PACKED: Vos éditions se composent de trois ou cinq exemplaires. Produisez-vous aussi des épreuves d’artistes?

Manon De Boer : Oui, en général il y a une épreuve d’artiste, parfois deux. Je n’applique pas de règle fixe.

 

PACKED: Dans quels types de collections retrouve-t-on vos œuvres ? Principalement dans des collections publiques, comme des musées, ou aussi dans des collections privées?

Manon De Boer : Principalement dans des collections d’institutions publiques, mais plusieurs collectionneurs privés possèdent aussi des œuvres. La proportion doit être d’à peu près deux tiers dans le secteur public et un tiers dans le circuit privé.

 

PACKED: Observez-vous une différence d’approche entre collections publiques et privées lorsqu'il s'agit de la conservation et de l’exposition de vos œuvres?

Manon De Boer : Non, je ne remarque pas vraiment de différence. Si différence il y a, elle réside dans les exigences plus importantes de la part des institutions publiques.

 

 Manon de Boer, Sylvia Kristel – Paris (2003), courtesy: Manon de Boer

 

PACKED: De quoi se composent vos archives personnelles ? Conservez-vous exclusivement le produit final ? Que faites-vous des épreuves de tournage, par exemple?

Manon De Boer : Je conserve plusieurs bandes moi même. Je possède un double en DVCAM8 de tous mes films et vidéos, car moi aussi, j’ai souvent besoin de copies.

Depuis six ans, je conserve des disques durs avec les épreuves de tournage et les versions montées. Mais récemment, j’ai découvert que je ne pouvais plus ouvrir le disque dur sur lequel est conservée l’œuvre Sylvia Kristel – Paris. Il faut que je vérifier si les fichiers sont récupérables. Je n’avais plus utilisé ce disque dur depuis cinq ans.

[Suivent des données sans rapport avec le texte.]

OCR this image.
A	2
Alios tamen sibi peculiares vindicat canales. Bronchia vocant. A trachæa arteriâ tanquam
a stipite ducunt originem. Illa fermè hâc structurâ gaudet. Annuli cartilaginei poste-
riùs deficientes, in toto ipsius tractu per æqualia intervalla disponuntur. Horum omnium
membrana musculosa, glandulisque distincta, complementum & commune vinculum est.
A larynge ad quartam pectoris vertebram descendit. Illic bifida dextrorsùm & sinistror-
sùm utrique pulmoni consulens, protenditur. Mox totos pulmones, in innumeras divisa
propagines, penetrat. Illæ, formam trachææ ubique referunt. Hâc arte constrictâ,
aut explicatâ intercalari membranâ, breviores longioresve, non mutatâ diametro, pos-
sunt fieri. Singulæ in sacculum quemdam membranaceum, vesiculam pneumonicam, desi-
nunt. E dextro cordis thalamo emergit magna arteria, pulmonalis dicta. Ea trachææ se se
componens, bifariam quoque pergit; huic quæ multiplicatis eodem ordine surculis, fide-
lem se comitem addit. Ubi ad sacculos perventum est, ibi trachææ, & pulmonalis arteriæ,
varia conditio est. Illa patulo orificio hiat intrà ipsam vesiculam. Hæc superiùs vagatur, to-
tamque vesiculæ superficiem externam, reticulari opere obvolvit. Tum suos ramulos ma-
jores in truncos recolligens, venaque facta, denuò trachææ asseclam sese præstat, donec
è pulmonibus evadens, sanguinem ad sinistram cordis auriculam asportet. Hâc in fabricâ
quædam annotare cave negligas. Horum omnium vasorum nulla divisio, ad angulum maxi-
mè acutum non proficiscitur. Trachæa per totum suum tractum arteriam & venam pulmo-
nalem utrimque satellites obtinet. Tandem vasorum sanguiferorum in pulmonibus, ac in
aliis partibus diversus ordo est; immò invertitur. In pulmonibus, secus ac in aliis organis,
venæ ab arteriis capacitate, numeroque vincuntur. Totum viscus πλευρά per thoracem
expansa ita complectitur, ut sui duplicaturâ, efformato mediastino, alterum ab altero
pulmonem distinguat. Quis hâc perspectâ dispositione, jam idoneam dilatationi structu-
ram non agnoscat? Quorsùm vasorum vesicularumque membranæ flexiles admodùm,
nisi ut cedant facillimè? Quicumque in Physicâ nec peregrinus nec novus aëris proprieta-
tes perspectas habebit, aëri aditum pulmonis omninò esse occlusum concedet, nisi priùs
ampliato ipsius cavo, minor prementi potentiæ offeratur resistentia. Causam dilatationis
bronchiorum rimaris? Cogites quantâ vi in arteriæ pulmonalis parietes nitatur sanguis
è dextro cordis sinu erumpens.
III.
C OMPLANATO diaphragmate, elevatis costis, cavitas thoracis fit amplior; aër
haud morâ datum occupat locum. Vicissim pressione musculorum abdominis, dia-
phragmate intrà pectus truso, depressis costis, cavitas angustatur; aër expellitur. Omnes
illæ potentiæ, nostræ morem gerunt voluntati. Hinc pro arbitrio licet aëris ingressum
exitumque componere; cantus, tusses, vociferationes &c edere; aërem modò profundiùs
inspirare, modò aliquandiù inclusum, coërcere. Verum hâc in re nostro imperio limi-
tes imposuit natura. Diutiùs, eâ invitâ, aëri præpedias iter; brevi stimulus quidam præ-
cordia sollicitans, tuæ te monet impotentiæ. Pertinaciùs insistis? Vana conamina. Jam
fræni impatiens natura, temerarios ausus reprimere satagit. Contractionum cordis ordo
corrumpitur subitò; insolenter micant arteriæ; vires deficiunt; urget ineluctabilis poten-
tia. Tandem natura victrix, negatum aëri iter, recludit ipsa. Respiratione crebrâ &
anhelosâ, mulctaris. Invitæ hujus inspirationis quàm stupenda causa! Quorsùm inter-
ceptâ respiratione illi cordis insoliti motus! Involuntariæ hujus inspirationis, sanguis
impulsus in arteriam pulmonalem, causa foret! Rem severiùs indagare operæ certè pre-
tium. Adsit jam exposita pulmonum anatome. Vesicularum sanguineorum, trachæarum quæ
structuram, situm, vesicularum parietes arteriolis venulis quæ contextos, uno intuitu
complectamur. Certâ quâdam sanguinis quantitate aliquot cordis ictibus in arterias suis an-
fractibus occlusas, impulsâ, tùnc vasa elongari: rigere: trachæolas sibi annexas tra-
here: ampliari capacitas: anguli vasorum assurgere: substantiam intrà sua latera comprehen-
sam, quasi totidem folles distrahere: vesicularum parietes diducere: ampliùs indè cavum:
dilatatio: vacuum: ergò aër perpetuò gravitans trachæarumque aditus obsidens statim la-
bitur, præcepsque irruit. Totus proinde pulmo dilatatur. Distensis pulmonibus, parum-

Je ne peux donc vraiment pas garantir une bonne conservation des originaux et des négatifs chez moi. Il est bien plus prudent de les déposer dans une institution spécialisée. La meilleure garantie à long terme est de déposer une bonne copie originale dans un lieu qui se porte garant d’une bonne conservation et qui suit de près l’évolution des techniques.

 

PACKED: De quoi se composent vos archives au demeurant?

Manon De Boer : De matériau de travail, de multiples textes, des bandes d’essais et des interviews (sur divers supports).

 

PACKED: Conservez-vous aussi de manière systématique des photos d’installation, des publications, des articles, etc.?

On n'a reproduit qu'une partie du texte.